Manuel Maria Barbosa du Bocage (born Sept. 15, 1765, Setúbal, Port.—died Dec. 21, 1805, Lisbon) was a Neoclassical Portuguese lyric poet who aspired to be a second Camões but who dissipated his energies in a stormy life.
The son of a lawyer, Bocage left school at the age of 14 to join the army, then transferred to the navy at 16. At the Royal Navy Academy in Lisbon, he devoted his time to love affairs, poetry, and bohemianism. In 1786 he was sent, like his hero Camões, to India and also like him was disillusioned by the Orient. He deserted to Macau, returning to Lisbon in 1790. He then joined the New Arcadia, a literary society with vaguely egalitarian and libertarian sympathies, but his satires on his fellow members resulted in his expulsion, and a long verse war ensued, engaging most of the poets of Lisbon.

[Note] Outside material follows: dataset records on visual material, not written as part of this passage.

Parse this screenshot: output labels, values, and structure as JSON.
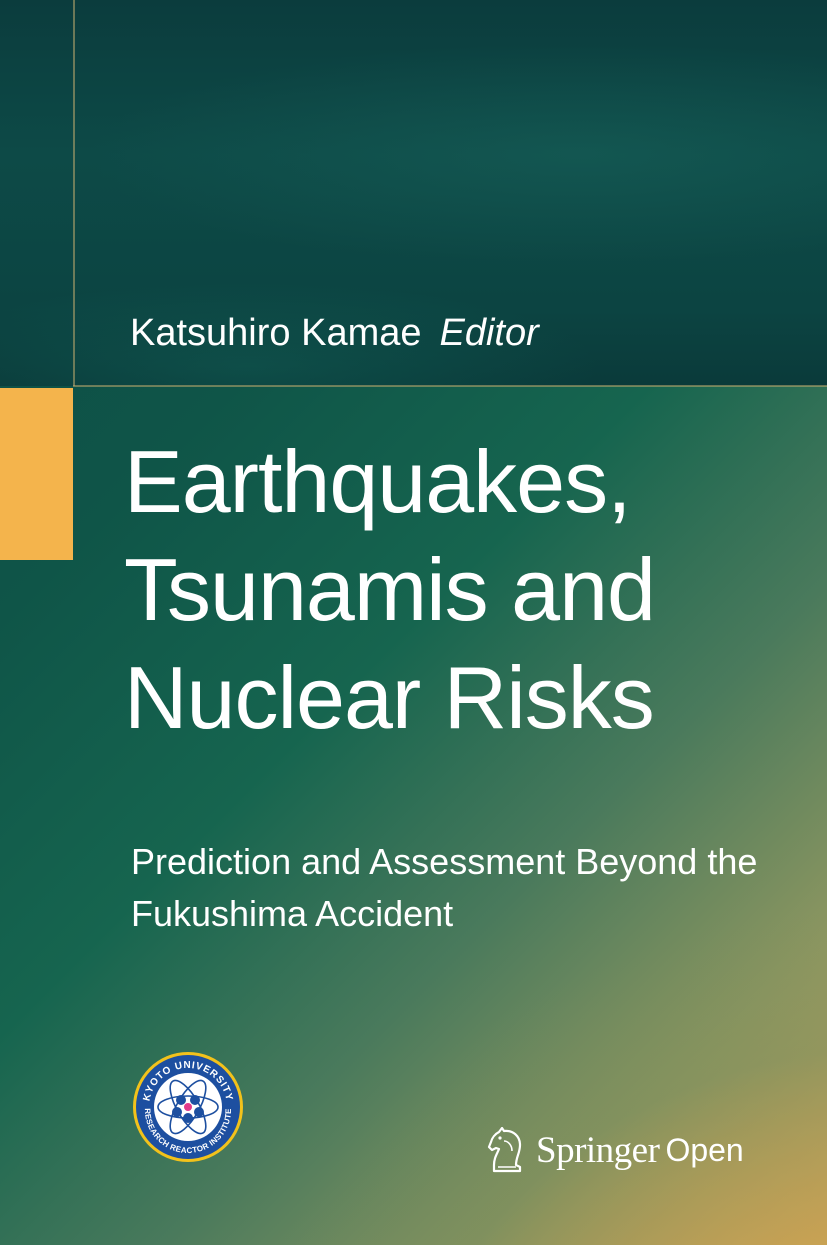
{
  "cover": {
    "author": "Katsuhiro Kamae",
    "author_role": "Editor",
    "title_lines": [
      "Earthquakes,",
      "Tsunamis and",
      "Nuclear Risks"
    ],
    "subtitle_lines": [
      "Prediction and Assessment Beyond the",
      "Fukushima Accident"
    ]
  },
  "logo": {
    "ring_text": "KYOTO UNIVERSITY",
    "ring_text_bottom": "RESEARCH REACTOR INSTITUTE",
    "colors": {
      "ring": "#1d4fa0",
      "inner": "#ffffff",
      "accent": "#e23a8a",
      "border": "#f2c21b"
    }
  },
  "publisher": {
    "name": "Springer",
    "suffix": "Open",
    "icon": "chess-knight-icon"
  },
  "colors": {
    "accent": "#f4b44c",
    "top_band": "#0c4442",
    "gradient_end": "#c4a55e"
  }
}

In 1797 he was accused of propagating republicanism and atheism and was imprisoned. During his imprisonment he undertook translations of Virgil and Ovid. Translations provided him with a livelihood during the few years that he lived after his release. He also translated Torquato Tasso, Jean-Jacques Rousseau, Jean Racine, and Voltaire.
Bocage employed various verse forms, but he is at his best in the sonnet. Despite the Neoclassical framework of his poetry, his intensely personal accent, frequent violence of expression, and self-dramatizing obsession with fate and death anticipate Romanticism. His collected poems were published as Rimas, 3 vol. (1791, 1799, 1804).